Tacitus reports that the two brothers, Arminius and Flavus, argued with each other across the banks of the Weser, with Flavus standing with the Romans on the West bank and Arminius at the head of his loyal Cherusci, on the East bank. Thus he writes:

Flavus insisted on 'Roman greatness, the power of the [Emperor]... and the mercy waiting for him who submitted himself...' His brother Arminius urged 'the sacred call of their country; their ancestral liberty, the gods of the German hearths; and their mother, who prayed, with himself, that he would not choose the title of renegade and traitor to his kindred...traitor to the whole of his race'...

While the Romans claimed victory over Arminius in this later conflict, the historical fact is that the Emperor Augustus and his successor Tiberius abandoned further attempts to conquer the northern part of Germany, and that in the end it was the control of Western Europe -- the Anglo-Saxon settling England, and Franks settling France, the Burgundians settling Burgundy, and the Lombards settling Lombardy. The Goths actually seized Rome, and swept through the Balkans, Italy, southern France, and Spain, while their close relatives, the Vandals, moved on to settle Andalusia and then to conquer much of north Africa, only to be absorbed into the sands of history.

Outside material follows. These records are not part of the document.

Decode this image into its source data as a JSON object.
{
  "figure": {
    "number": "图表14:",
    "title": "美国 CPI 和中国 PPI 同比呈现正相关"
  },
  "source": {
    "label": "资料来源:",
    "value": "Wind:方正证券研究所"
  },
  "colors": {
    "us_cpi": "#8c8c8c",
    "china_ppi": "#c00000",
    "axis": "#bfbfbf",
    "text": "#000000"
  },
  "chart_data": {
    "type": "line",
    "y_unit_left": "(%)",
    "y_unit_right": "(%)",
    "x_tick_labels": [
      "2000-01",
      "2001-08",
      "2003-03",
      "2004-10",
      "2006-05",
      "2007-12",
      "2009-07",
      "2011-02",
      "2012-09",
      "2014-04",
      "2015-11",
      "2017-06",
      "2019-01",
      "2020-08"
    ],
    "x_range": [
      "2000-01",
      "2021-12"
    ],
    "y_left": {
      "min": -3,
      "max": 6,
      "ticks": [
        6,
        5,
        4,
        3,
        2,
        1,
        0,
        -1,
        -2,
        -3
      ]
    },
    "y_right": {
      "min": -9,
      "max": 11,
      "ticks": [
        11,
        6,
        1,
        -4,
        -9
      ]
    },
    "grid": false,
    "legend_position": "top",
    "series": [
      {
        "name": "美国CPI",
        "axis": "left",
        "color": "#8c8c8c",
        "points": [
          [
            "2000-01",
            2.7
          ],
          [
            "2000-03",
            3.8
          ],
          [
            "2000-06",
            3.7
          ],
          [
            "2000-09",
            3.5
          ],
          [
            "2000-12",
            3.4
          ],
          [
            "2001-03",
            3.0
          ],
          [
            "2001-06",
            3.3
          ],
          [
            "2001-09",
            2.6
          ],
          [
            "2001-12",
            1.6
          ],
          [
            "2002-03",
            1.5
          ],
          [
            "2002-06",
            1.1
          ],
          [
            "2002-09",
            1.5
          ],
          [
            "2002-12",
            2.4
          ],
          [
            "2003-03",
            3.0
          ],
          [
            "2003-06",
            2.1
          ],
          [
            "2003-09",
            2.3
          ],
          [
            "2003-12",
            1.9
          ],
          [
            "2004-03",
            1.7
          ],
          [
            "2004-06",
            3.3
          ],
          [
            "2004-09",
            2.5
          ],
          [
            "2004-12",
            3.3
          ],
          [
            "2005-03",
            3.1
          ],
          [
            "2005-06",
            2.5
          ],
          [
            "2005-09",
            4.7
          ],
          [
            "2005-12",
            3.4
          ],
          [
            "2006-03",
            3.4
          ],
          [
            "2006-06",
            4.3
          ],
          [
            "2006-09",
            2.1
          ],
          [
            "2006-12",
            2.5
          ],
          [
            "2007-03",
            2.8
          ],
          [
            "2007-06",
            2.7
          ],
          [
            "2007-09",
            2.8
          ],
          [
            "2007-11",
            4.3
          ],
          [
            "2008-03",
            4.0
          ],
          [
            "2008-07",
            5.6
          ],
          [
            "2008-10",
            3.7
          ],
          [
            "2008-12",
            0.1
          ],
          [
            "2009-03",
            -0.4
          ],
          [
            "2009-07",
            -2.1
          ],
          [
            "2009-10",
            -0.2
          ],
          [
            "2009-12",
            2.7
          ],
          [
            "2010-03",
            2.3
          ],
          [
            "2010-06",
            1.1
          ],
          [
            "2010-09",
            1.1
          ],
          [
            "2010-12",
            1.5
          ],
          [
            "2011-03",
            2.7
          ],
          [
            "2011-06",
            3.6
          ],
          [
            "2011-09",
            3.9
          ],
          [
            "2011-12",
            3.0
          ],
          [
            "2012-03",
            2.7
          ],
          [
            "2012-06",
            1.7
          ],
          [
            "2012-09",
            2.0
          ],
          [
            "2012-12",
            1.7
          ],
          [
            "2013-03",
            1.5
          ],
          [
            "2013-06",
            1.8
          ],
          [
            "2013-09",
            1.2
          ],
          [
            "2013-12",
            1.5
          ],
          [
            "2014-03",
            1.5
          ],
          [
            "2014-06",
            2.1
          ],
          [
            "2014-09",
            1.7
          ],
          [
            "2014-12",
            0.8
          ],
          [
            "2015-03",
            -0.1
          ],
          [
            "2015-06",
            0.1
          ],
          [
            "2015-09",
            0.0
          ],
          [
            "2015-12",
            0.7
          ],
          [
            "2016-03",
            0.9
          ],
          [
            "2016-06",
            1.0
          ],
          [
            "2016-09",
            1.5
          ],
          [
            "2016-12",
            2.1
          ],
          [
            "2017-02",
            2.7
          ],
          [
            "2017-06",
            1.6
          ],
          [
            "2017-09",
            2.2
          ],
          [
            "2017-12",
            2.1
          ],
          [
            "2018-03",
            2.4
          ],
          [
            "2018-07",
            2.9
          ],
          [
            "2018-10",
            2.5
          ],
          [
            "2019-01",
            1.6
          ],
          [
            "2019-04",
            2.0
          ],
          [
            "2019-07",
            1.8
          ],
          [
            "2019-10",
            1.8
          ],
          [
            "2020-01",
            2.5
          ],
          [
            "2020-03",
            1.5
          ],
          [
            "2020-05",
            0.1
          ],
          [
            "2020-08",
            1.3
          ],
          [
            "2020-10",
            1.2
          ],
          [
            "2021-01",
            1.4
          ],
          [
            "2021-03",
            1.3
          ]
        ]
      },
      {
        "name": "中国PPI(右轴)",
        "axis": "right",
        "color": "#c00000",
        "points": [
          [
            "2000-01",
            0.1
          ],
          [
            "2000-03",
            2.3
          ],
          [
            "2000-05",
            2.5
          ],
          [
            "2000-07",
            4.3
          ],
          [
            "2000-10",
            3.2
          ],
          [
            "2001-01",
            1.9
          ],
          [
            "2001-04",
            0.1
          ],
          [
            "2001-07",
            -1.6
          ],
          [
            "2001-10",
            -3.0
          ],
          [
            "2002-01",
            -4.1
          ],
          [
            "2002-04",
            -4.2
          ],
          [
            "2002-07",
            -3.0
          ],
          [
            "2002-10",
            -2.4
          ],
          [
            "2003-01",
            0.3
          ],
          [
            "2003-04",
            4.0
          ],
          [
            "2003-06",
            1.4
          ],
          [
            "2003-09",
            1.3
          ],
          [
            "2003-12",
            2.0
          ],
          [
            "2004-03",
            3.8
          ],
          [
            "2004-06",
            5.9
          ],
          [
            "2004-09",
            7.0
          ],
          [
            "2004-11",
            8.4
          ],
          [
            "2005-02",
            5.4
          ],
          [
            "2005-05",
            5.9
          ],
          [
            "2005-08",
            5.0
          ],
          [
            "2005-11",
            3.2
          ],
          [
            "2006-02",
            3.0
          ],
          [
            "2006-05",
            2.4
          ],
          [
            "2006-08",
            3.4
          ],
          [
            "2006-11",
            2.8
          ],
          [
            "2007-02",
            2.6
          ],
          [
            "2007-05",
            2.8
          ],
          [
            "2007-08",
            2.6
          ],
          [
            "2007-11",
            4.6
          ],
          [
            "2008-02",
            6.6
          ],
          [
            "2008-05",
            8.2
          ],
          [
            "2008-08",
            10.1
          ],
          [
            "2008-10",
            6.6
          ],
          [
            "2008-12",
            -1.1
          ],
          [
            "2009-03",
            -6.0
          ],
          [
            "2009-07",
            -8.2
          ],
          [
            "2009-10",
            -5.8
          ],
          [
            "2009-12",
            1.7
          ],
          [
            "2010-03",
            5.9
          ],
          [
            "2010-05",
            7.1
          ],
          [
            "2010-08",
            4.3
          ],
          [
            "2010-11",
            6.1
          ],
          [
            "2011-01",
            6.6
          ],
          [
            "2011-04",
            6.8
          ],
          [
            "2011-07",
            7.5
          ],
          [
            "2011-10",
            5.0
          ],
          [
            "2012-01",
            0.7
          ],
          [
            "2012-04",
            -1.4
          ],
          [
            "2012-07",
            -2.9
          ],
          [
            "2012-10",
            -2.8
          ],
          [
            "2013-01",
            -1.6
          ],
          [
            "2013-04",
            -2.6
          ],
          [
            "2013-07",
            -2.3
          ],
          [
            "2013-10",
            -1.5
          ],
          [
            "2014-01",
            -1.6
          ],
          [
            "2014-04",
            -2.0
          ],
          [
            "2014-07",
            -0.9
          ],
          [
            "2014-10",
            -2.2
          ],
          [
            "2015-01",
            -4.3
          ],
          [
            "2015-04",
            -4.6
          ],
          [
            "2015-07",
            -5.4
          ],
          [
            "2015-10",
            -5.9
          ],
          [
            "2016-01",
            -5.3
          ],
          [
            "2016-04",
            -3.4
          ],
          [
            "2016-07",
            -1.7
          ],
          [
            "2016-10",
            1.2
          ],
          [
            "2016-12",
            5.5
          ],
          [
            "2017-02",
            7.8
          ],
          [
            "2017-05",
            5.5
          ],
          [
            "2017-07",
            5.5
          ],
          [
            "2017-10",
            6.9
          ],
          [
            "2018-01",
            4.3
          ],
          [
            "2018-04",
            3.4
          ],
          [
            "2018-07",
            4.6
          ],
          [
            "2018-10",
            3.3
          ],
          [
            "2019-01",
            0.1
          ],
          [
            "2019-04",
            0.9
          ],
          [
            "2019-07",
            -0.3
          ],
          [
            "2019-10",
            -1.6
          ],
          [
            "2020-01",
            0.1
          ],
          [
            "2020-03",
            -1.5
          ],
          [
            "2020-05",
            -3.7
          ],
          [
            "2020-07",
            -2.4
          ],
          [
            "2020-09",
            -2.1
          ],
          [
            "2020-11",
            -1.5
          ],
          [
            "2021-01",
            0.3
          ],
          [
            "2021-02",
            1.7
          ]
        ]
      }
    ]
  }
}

In the course of time the Cherusci nation merged with other Germanic peoples; so who are the nearest descendants of the Cherusci amongst the present-day speakers of Germanic languages? That honor most probably falls to the Saxons of northwest Germany, but includes also the Anglo-Saxons who gave England its name, and in the course of time settled so much of the present-day United States and Canada.

This book records an event of vast worldwide, historic importance, which is a part of the common history of the English and German-speaking peoples of today -- although it has been little taught since the fateful events of World War II. Indeed, following the defeat of Germany in that war, emphasis has been placed in German textbooks on whatever evidence can be found of German cooperation with the Romans, in harmony with the political goal of a united Europe. What a terrible symbol it is of the current ignorance of history amongst the nations of the West that in World War II a British warplane returning from a bombing raid against the German heartland, erected in honor of Arminius on the crest of a hill in the Teutoburger Wald, close to the actual scene of his victory at Kalkriese, chose to use up some of its ammunition on the memorial commemorating the man without whose victory that pilot's own language would not have existed today.

Wells has presented us with a valuable survey which augments what we already knew about the battle from Roman literary sources with the solid evidence provided by contemporary archaeological investigation. It also describes contemporary German and Roman military equipment and tactics. Some readers may find his description of the experiences of those engaged in the battle to be over-reliant on his own subjective interpretation of what it would be like to be involved in such a conflict, on the grounds that he ignores the likelihood that the cultures of both the Germans and of the Roman legionaries could have caused them to experience somewhat different emotions from those that he ascribes to them. Certainly his style is the diametric opposite of that utilized by Creasy in the latter's account of the battle (based solely on Roman literary sources), but that does not detract from the fact that Wells is able to include archaeological evidence not available to earlier writers, and, all in all, in addition to the new information it contains, the book is undoubtedly "a very good read."